妻のお竹が理由(わけ)を聞くと、その日は仕事がみつからなかっただけでなく、目が不自由なために悔しい思いをしたと言う。
近所でも評判の良妻、お竹。
梅喜をなんとかなだめすかし、翌日から眼病に効くという薬師様へ願掛けのために二人で日参する。
そして、満願の日、めでたく梅喜の目が開く。
嬉しくてならない梅喜。
帰りに贔屓客に出くわし、お竹は気立ては良いが、ひどい醜女だと聞かされてがっかりする。

そこへ同じく馴染み客の芸者、小春と出会う。
小春が言うには、役者にしてもおかしくないほど色男の梅喜に前から惚れていた、と。
すっかり有頂天になった梅喜。
そのうちに小春といい仲になってしまう。
血相を変えて入って来たお竹が「この薄情者め!」と梅喜の胸ぐらに食らいつく。

すると、「お前さん、どうしたんだい。随分うなされてたけど悪い夢でも見たのかい?」というお竹の優しい声。
ハッと目を覚ました梅喜。
全ては夢だったことを知る。
「お竹、俺はもう信心はやめるぜ」。
「何故だい?」とお竹。
「目が見えないてぇなぁ不思議なものだ。
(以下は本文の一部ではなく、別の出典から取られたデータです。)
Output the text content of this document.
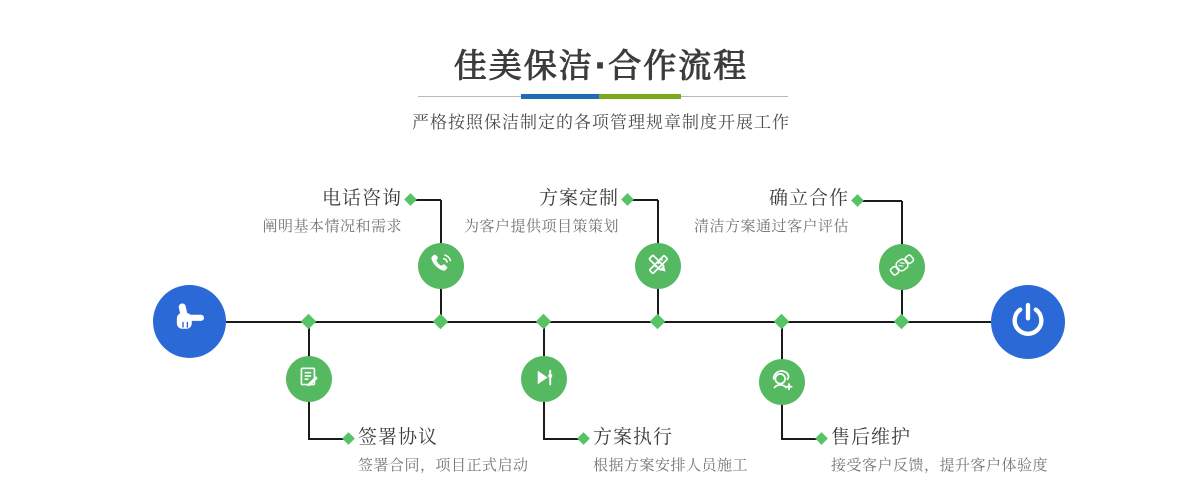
佳美保洁·合作流程
严格按照保洁制定的各项管理规章制度开展工作
电话咨询
阐明基本情况和需求
方案定制
为客户提供项目策策划
确立合作
清洁方案通过客户评估
签署协议
签署合同，项目正式启动
方案执行
根据方案安排人员施工
售后维护
接受客户反馈，提升客户体验度
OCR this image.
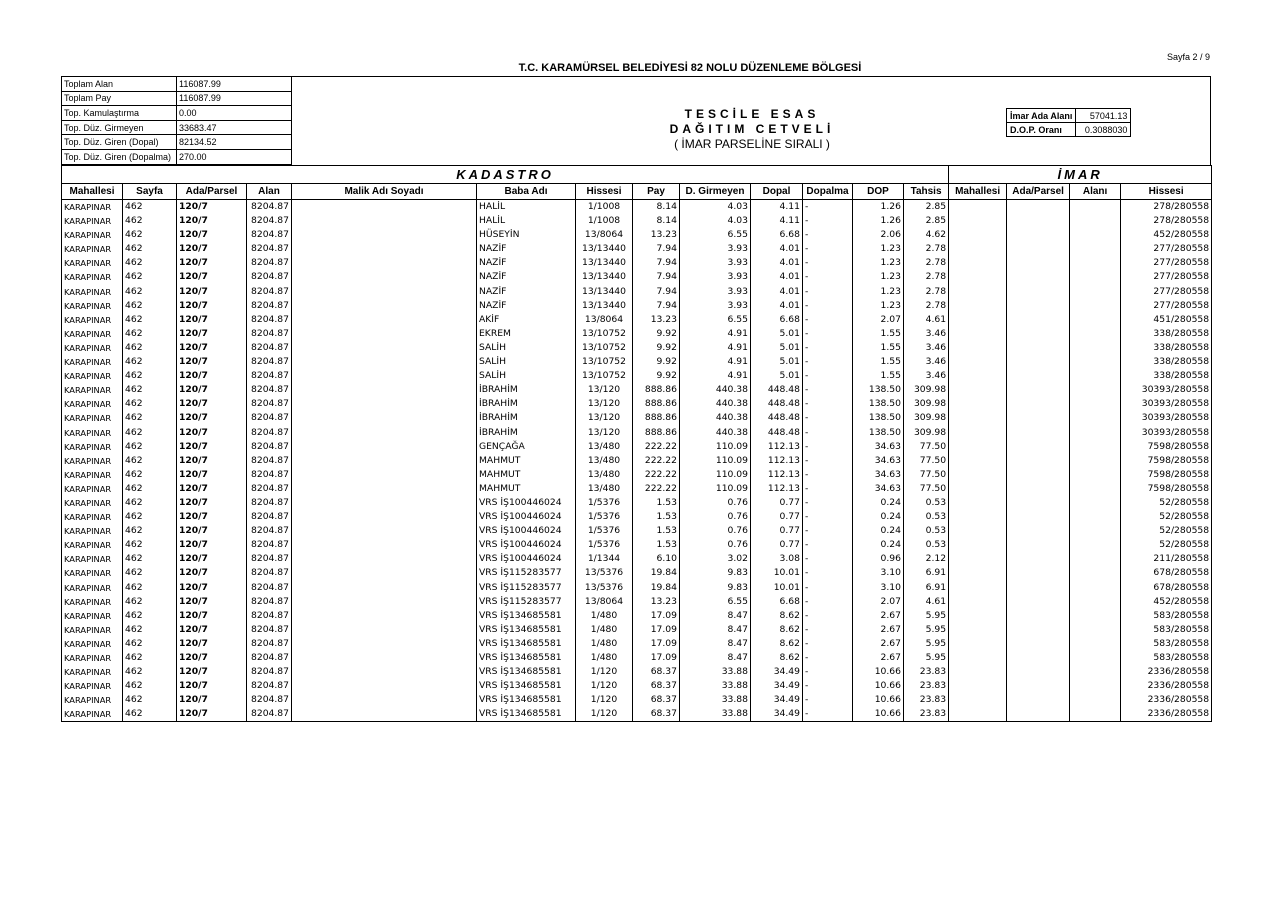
Sayfa 2 / 9
T.C. KARAMÜRSEL BELEDİYESİ 82 NOLU DÜZENLEME BÖLGESİ
Toplam Alan	116087.99
Toplam Pay	116087.99
Top. Kamulaştırma	0.00
Top. Düz. Girmeyen	33683.47
Top. Düz. Giren (Dopal)	82134.52
Top. Düz. Giren (Dopalma)	270.00
TESCİLE ESAS
DAĞITIM CETVELİ
( İMAR PARSELİNE SIRALI )
İmar Ada Alanı	57041.13
D.O.P. Oranı	0.3088030
KADASTRO													İMAR			
Mahallesi	Sayfa	Ada/Parsel	Alan	Malik Adı Soyadı	Baba Adı	Hissesi	Pay	D. Girmeyen	Dopal	Dopalma	DOP	Tahsis	Mahallesi	Ada/Parsel	Alanı	Hissesi
KARAPINAR	462	120/7	8204.87		HALİL	1/1008	8.14	4.03	4.11	-	1.26	2.85				278/280558
KARAPINAR	462	120/7	8204.87		HALİL	1/1008	8.14	4.03	4.11	-	1.26	2.85				278/280558
KARAPINAR	462	120/7	8204.87		HÜSEYİN	13/8064	13.23	6.55	6.68	-	2.06	4.62				452/280558
KARAPINAR	462	120/7	8204.87		NAZİF	13/13440	7.94	3.93	4.01	-	1.23	2.78				277/280558
KARAPINAR	462	120/7	8204.87		NAZİF	13/13440	7.94	3.93	4.01	-	1.23	2.78				277/280558
KARAPINAR	462	120/7	8204.87		NAZİF	13/13440	7.94	3.93	4.01	-	1.23	2.78				277/280558
KARAPINAR	462	120/7	8204.87		NAZİF	13/13440	7.94	3.93	4.01	-	1.23	2.78				277/280558
KARAPINAR	462	120/7	8204.87		NAZİF	13/13440	7.94	3.93	4.01	-	1.23	2.78				277/280558
KARAPINAR	462	120/7	8204.87		AKİF	13/8064	13.23	6.55	6.68	-	2.07	4.61				451/280558
KARAPINAR	462	120/7	8204.87		EKREM	13/10752	9.92	4.91	5.01	-	1.55	3.46				338/280558
KARAPINAR	462	120/7	8204.87		SALİH	13/10752	9.92	4.91	5.01	-	1.55	3.46				338/280558
KARAPINAR	462	120/7	8204.87		SALİH	13/10752	9.92	4.91	5.01	-	1.55	3.46				338/280558
KARAPINAR	462	120/7	8204.87		SALİH	13/10752	9.92	4.91	5.01	-	1.55	3.46				338/280558
KARAPINAR	462	120/7	8204.87		İBRAHİM	13/120	888.86	440.38	448.48	-	138.50	309.98				30393/280558
KARAPINAR	462	120/7	8204.87		İBRAHİM	13/120	888.86	440.38	448.48	-	138.50	309.98				30393/280558
KARAPINAR	462	120/7	8204.87		İBRAHİM	13/120	888.86	440.38	448.48	-	138.50	309.98				30393/280558
KARAPINAR	462	120/7	8204.87		İBRAHİM	13/120	888.86	440.38	448.48	-	138.50	309.98				30393/280558
KARAPINAR	462	120/7	8204.87		GENÇAĞA	13/480	222.22	110.09	112.13	-	34.63	77.50				7598/280558
KARAPINAR	462	120/7	8204.87		MAHMUT	13/480	222.22	110.09	112.13	-	34.63	77.50				7598/280558
KARAPINAR	462	120/7	8204.87		MAHMUT	13/480	222.22	110.09	112.13	-	34.63	77.50				7598/280558
KARAPINAR	462	120/7	8204.87		MAHMUT	13/480	222.22	110.09	112.13	-	34.63	77.50				7598/280558
KARAPINAR	462	120/7	8204.87		VRS İŞ100446024	1/5376	1.53	0.76	0.77	-	0.24	0.53				52/280558
KARAPINAR	462	120/7	8204.87		VRS İŞ100446024	1/5376	1.53	0.76	0.77	-	0.24	0.53				52/280558
KARAPINAR	462	120/7	8204.87		VRS İŞ100446024	1/5376	1.53	0.76	0.77	-	0.24	0.53				52/280558
KARAPINAR	462	120/7	8204.87		VRS İŞ100446024	1/5376	1.53	0.76	0.77	-	0.24	0.53				52/280558
KARAPINAR	462	120/7	8204.87		VRS İŞ100446024	1/1344	6.10	3.02	3.08	-	0.96	2.12				211/280558
KARAPINAR	462	120/7	8204.87		VRS İŞ115283577	13/5376	19.84	9.83	10.01	-	3.10	6.91				678/280558
KARAPINAR	462	120/7	8204.87		VRS İŞ115283577	13/5376	19.84	9.83	10.01	-	3.10	6.91				678/280558
KARAPINAR	462	120/7	8204.87		VRS İŞ115283577	13/8064	13.23	6.55	6.68	-	2.07	4.61				452/280558
KARAPINAR	462	120/7	8204.87		VRS İŞ134685581	1/480	17.09	8.47	8.62	-	2.67	5.95				583/280558
KARAPINAR	462	120/7	8204.87		VRS İŞ134685581	1/480	17.09	8.47	8.62	-	2.67	5.95				583/280558
KARAPINAR	462	120/7	8204.87		VRS İŞ134685581	1/480	17.09	8.47	8.62	-	2.67	5.95				583/280558
KARAPINAR	462	120/7	8204.87		VRS İŞ134685581	1/480	17.09	8.47	8.62	-	2.67	5.95				583/280558
KARAPINAR	462	120/7	8204.87		VRS İŞ134685581	1/120	68.37	33.88	34.49	-	10.66	23.83				2336/280558
KARAPINAR	462	120/7	8204.87		VRS İŞ134685581	1/120	68.37	33.88	34.49	-	10.66	23.83				2336/280558
KARAPINAR	462	120/7	8204.87		VRS İŞ134685581	1/120	68.37	33.88	34.49	-	10.66	23.83				2336/280558
KARAPINAR	462	120/7	8204.87		VRS İŞ134685581	1/120	68.37	33.88	34.49	-	10.66	23.83				2336/280558
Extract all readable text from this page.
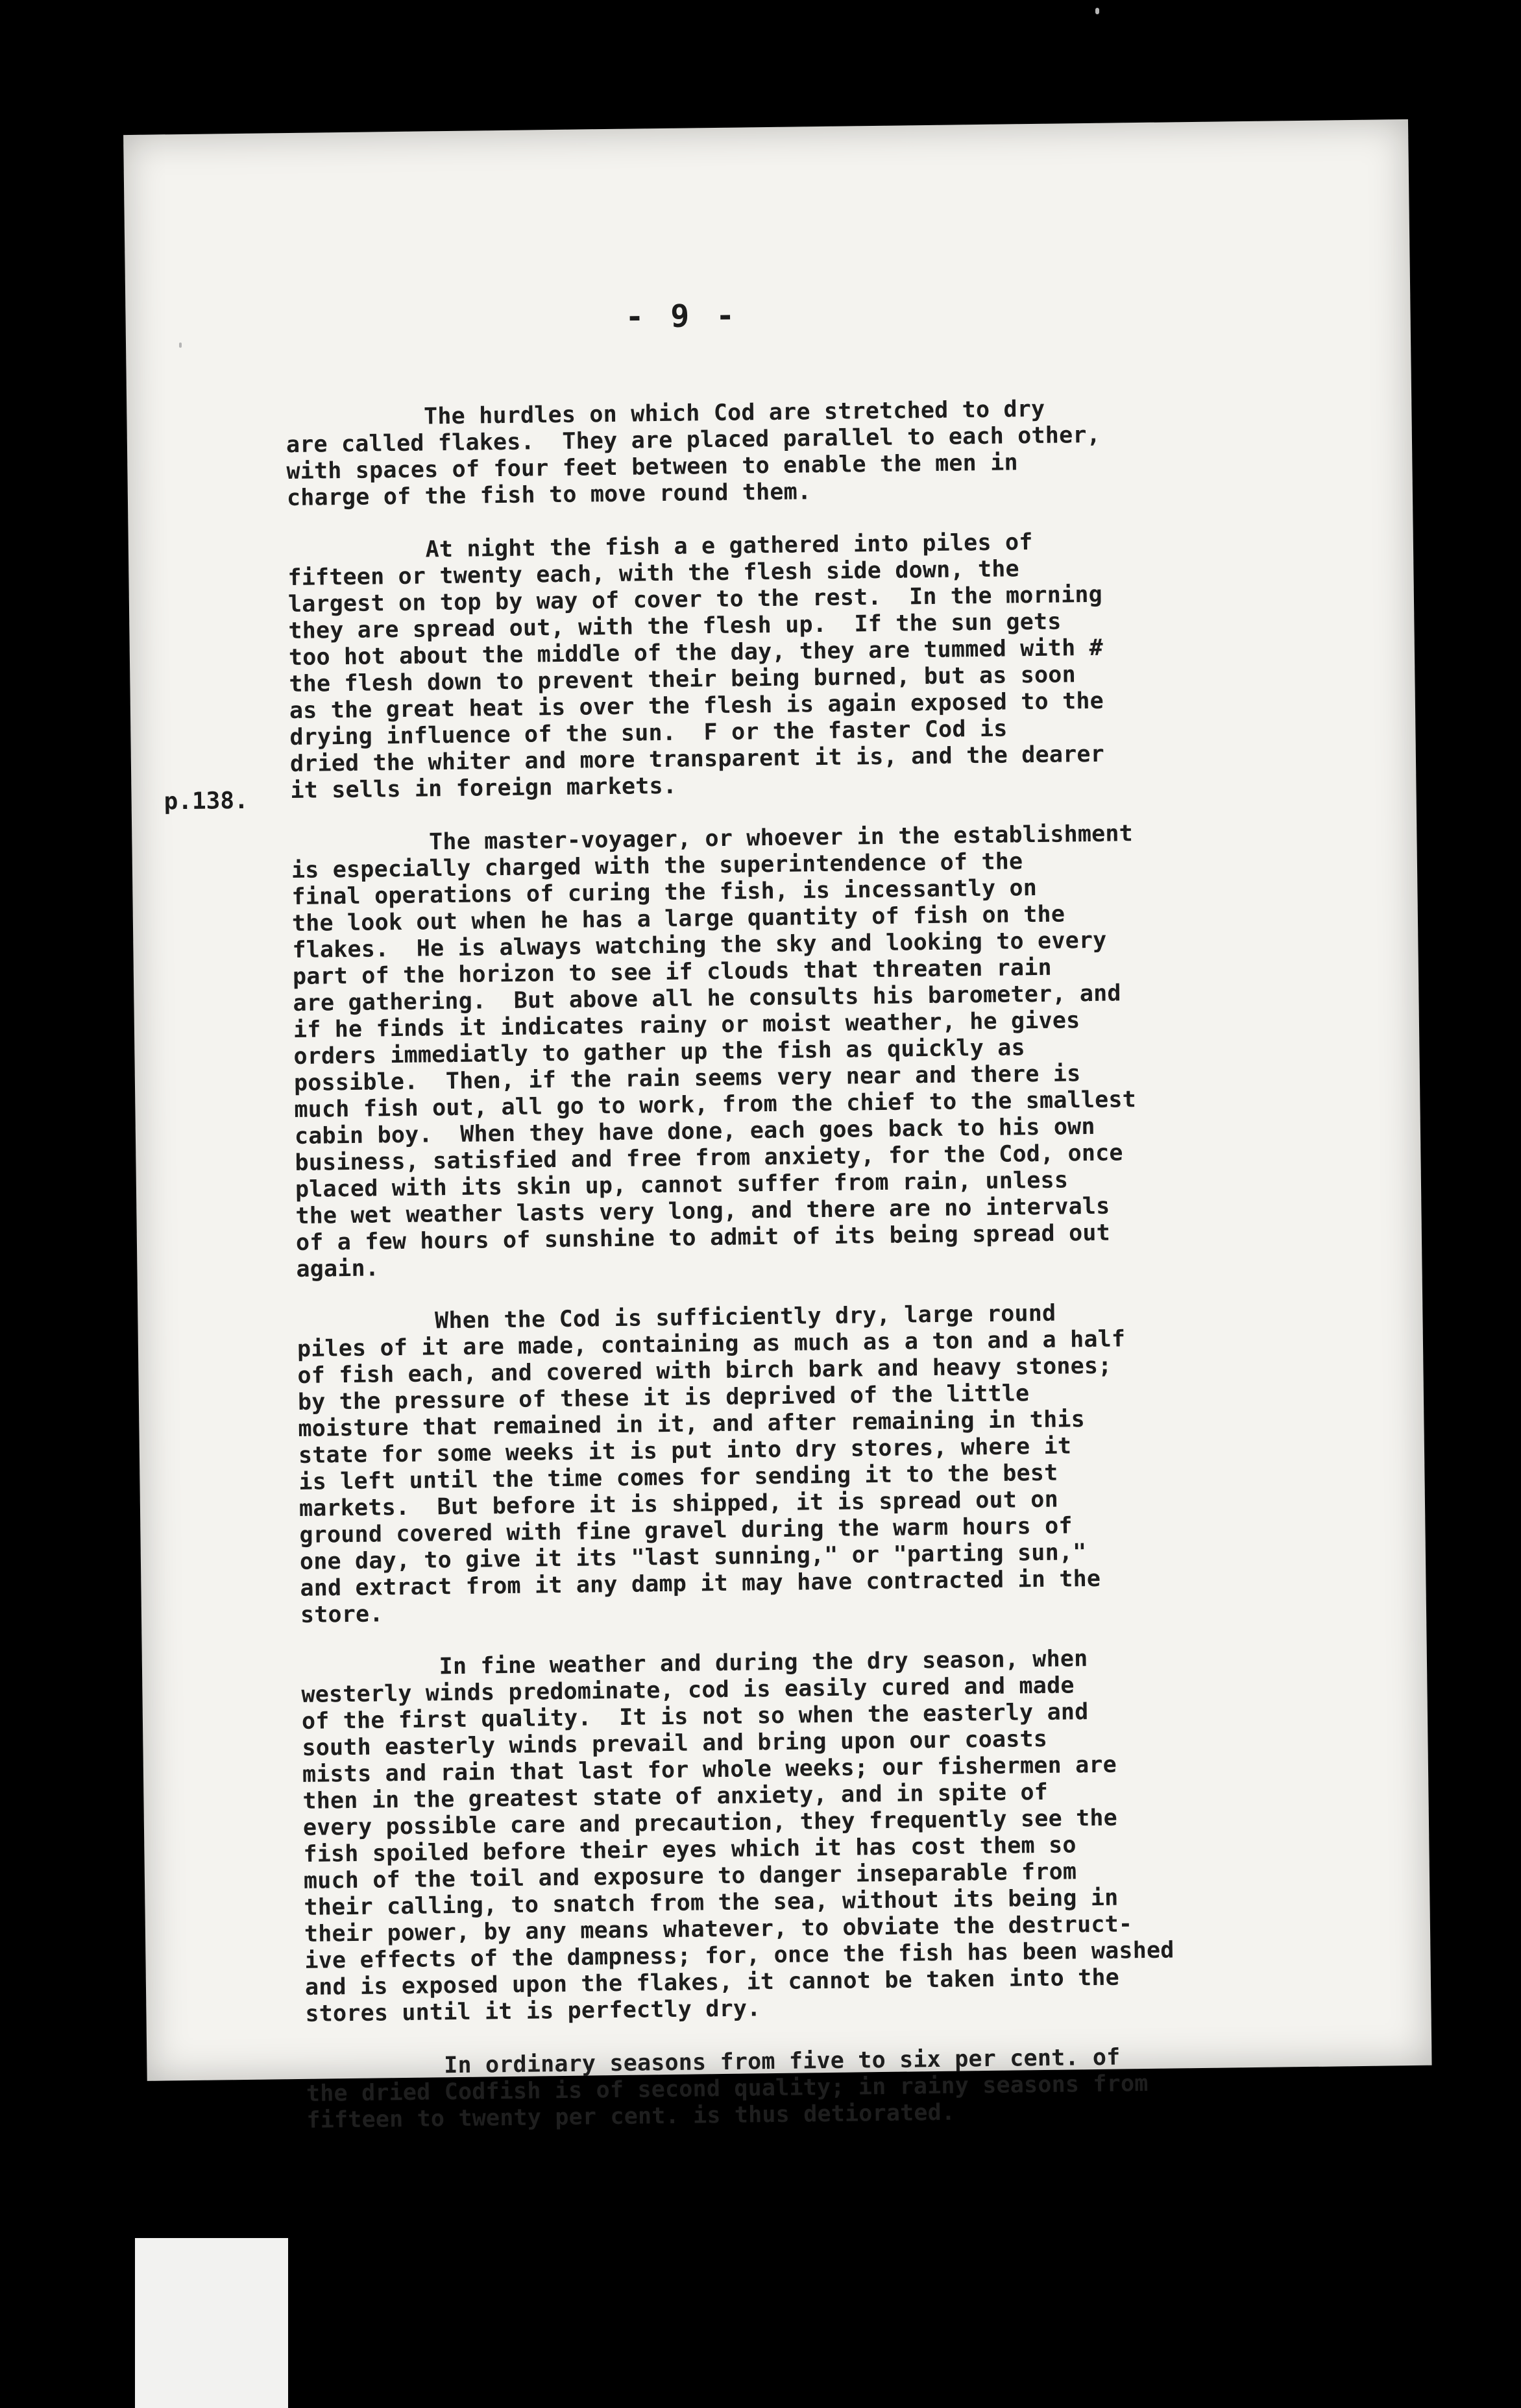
- 9 -
p.138.

The hurdles on which Cod are stretched to dry
are called flakes.  They are placed parallel to each other,
with spaces of four feet between to enable the men in
charge of the fish to move round them.

At night the fish a e gathered into piles of
fifteen or twenty each, with the flesh side down, the
largest on top by way of cover to the rest.  In the morning
they are spread out, with the flesh up.  If the sun gets
too hot about the middle of the day, they are tummed with #
the flesh down to prevent their being burned, but as soon
as the great heat is over the flesh is again exposed to the
drying influence of the sun.  F or the faster Cod is
dried the whiter and more transparent it is, and the dearer
it sells in foreign markets.

The master-voyager, or whoever in the establishment
is especially charged with the superintendence of the
final operations of curing the fish, is incessantly on
the look out when he has a large quantity of fish on the
flakes.  He is always watching the sky and looking to every
part of the horizon to see if clouds that threaten rain
are gathering.  But above all he consults his barometer, and
if he finds it indicates rainy or moist weather, he gives
orders immediatly to gather up the fish as quickly as
possible.  Then, if the rain seems very near and there is
much fish out, all go to work, from the chief to the smallest
cabin boy.  When they have done, each goes back to his own
business, satisfied and free from anxiety, for the Cod, once
placed with its skin up, cannot suffer from rain, unless
the wet weather lasts very long, and there are no intervals
of a few hours of sunshine to admit of its being spread out
again.

When the Cod is sufficiently dry, large round
piles of it are made, containing as much as a ton and a half
of fish each, and covered with birch bark and heavy stones;
by the pressure of these it is deprived of the little
moisture that remained in it, and after remaining in this
state for some weeks it is put into dry stores, where it
is left until the time comes for sending it to the best
markets.  But before it is shipped, it is spread out on
ground covered with fine gravel during the warm hours of
one day, to give it its "last sunning," or "parting sun,"
and extract from it any damp it may have contracted in the
store.

In fine weather and during the dry season, when
westerly winds predominate, cod is easily cured and made
of the first quality.  It is not so when the easterly and
south easterly winds prevail and bring upon our coasts
mists and rain that last for whole weeks; our fishermen are
then in the greatest state of anxiety, and in spite of
every possible care and precaution, they frequently see the
fish spoiled before their eyes which it has cost them so
much of the toil and exposure to danger inseparable from
their calling, to snatch from the sea, without its being in
their power, by any means whatever, to obviate the destruct-
ive effects of the dampness; for, once the fish has been washed
and is exposed upon the flakes, it cannot be taken into the
stores until it is perfectly dry.

In ordinary seasons from five to six per cent. of
the dried Codfish is of second quality; in rainy seasons from
fifteen to twenty per cent. is thus detiorated.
夢の中でだけははっきり見える」

人の美しさとは何でしょう。
見かけ、容姿は一つの要因かもしれません。
しかし、人を人として美しくさせるのは内面の美しさではないでしょうか。

「珠は光の中では美しいが、暗闇の中ではその美しさは分からない」
暗闇の中でも美しさを放つ珠になる。
そのような人になりたいものです。